Mas pelas bandas do mundo da vida...
Nos últimos dias o pessoal do andar de cima deu-se conta que está mais difícil chegar lá, por causa do serviço de transporte aéreo (ironia é claro).
A mídia ocupou-se à exaustão do tema, mas o surpreendente é que os problemas de má prestação do serviço decorrem em virtude da oportuna intervenção da ANAC com a adoção de normas mais rígidas de inspeção de passageiros e bagagens de mão do embarque doméstico no país. Tudo em nome da eficiência da segurança.
Como assim?
Então quem decidiu voar para Paris tinha mais segurança nesse quesito do que quem viajou para Brasília?
Mas e a Lei nº 11.182/2005, que criou a Agência Nacional de Aviação Civil, cujo artigo 8º dispõe competir à autarquia adotar medidas do interesse público, dentre elas, fiscalizar a operação dos serviços aéreos do País?
Agora entendi. É que como há discricionariedade quando o artigo 6º, §1º, da Lei nº 8.987/95 fala em segurança leia-se “este conceito jurídico não se aplica para os voos domésticos. ” Juro que até hoje acreditei voar em segurança para São Paulo, Rio de janeiro, Porto Alegre, etc. Sempre imaginei, ao avistar aqueles carrinhos transportando as malas para o compartimento do avião, cujo trabalho delicado de colocá-las no interior da aeronave estava amplamente albergado pela efetividade da segurança dos passageiros.
A ANAC referiu a necessidade de padronizar regras de segurança. Certo, então até hoje, desde 1995, a autarquia criada para atender o interesse público era despadronizada!

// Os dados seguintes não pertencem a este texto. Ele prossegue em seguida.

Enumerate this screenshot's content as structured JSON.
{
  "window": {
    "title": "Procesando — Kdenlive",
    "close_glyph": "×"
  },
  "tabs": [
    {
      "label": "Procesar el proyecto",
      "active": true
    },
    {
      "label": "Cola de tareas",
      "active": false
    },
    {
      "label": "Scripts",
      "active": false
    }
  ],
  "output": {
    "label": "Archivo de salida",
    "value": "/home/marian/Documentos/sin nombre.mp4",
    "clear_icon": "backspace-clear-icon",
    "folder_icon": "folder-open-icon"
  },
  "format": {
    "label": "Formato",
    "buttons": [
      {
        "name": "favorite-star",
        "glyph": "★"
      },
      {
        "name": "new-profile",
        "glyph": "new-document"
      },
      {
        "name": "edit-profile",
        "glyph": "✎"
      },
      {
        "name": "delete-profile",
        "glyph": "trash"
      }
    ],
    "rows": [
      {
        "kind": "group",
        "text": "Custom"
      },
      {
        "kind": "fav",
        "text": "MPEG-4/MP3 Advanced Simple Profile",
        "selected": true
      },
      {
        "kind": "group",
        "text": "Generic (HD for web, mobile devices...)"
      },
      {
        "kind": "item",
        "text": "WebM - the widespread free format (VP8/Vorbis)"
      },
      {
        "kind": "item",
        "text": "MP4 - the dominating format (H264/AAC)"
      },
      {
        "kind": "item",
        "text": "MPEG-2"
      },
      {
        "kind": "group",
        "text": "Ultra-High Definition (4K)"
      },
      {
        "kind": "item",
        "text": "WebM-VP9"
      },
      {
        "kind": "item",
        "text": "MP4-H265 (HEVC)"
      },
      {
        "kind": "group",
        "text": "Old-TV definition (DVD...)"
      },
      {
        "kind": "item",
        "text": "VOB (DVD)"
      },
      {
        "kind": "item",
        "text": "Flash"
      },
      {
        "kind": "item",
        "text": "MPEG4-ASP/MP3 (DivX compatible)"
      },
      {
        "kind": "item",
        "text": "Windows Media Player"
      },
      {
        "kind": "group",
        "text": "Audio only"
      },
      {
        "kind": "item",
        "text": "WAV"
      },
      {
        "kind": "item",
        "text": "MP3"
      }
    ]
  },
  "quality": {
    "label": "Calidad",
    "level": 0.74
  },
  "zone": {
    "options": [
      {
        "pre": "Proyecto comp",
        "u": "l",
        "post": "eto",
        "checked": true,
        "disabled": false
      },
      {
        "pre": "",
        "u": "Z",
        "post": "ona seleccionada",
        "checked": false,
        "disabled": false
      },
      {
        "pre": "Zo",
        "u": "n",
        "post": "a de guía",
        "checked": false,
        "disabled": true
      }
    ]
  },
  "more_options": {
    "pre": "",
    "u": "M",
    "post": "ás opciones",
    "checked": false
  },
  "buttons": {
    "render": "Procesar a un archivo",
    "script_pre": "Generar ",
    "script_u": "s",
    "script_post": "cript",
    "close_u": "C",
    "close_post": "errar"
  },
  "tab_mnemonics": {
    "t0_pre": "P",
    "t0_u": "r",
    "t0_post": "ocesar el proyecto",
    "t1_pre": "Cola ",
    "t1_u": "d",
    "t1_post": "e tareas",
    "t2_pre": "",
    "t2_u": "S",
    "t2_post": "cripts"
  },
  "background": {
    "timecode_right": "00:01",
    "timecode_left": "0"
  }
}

Há uma ideia na sociologia bem interessante, muito embora igualmente com grandes controvérsias sobre o seu significado, que é a de anomia. Sem adentrar nos debates entabulados, por exemplo, por Durkheim[3], a anomia também se relaciona com a circunstância de não cumprimento de regras jurídicas, ocasionando a ineficácia do preceito. São diversas e complexas questões no que tange às razões pelas quais os indivíduos em determinado tempo, sociedade e contexto não cumprem as regras. No entanto, maiores problemas surgem quando os processos de anomia são causados pelo próprio Estado, seja pelas autarquias de regulação dos serviços públicos ou prestadoras do serviço, cuja atividade passou pelo público e legítimo processo de delegação.
No entanto, nem tudo está perdido.
Muitos acompanharam as notícias sobre o fato de que outra agência reguladora, a ANVISA, proibiu lote de extrato de tomate com pelo de roedor.
Ainda bem, pois já há muito tempo esperava-se decisão dessa envergadura (outra ironia).
Ao ler o conteúdo das notícias veiculadas, no entanto, os fatos são mais assustadores. A resolução publicada no Diário Oficial proibiu a distribuição e comercialização de determinado lote do extrato de tomate de certa marca conhecida no mercado, pois laudo da Fundação Ezequiel Dias acusou a presença de pelo de roedor acima do limite máximo!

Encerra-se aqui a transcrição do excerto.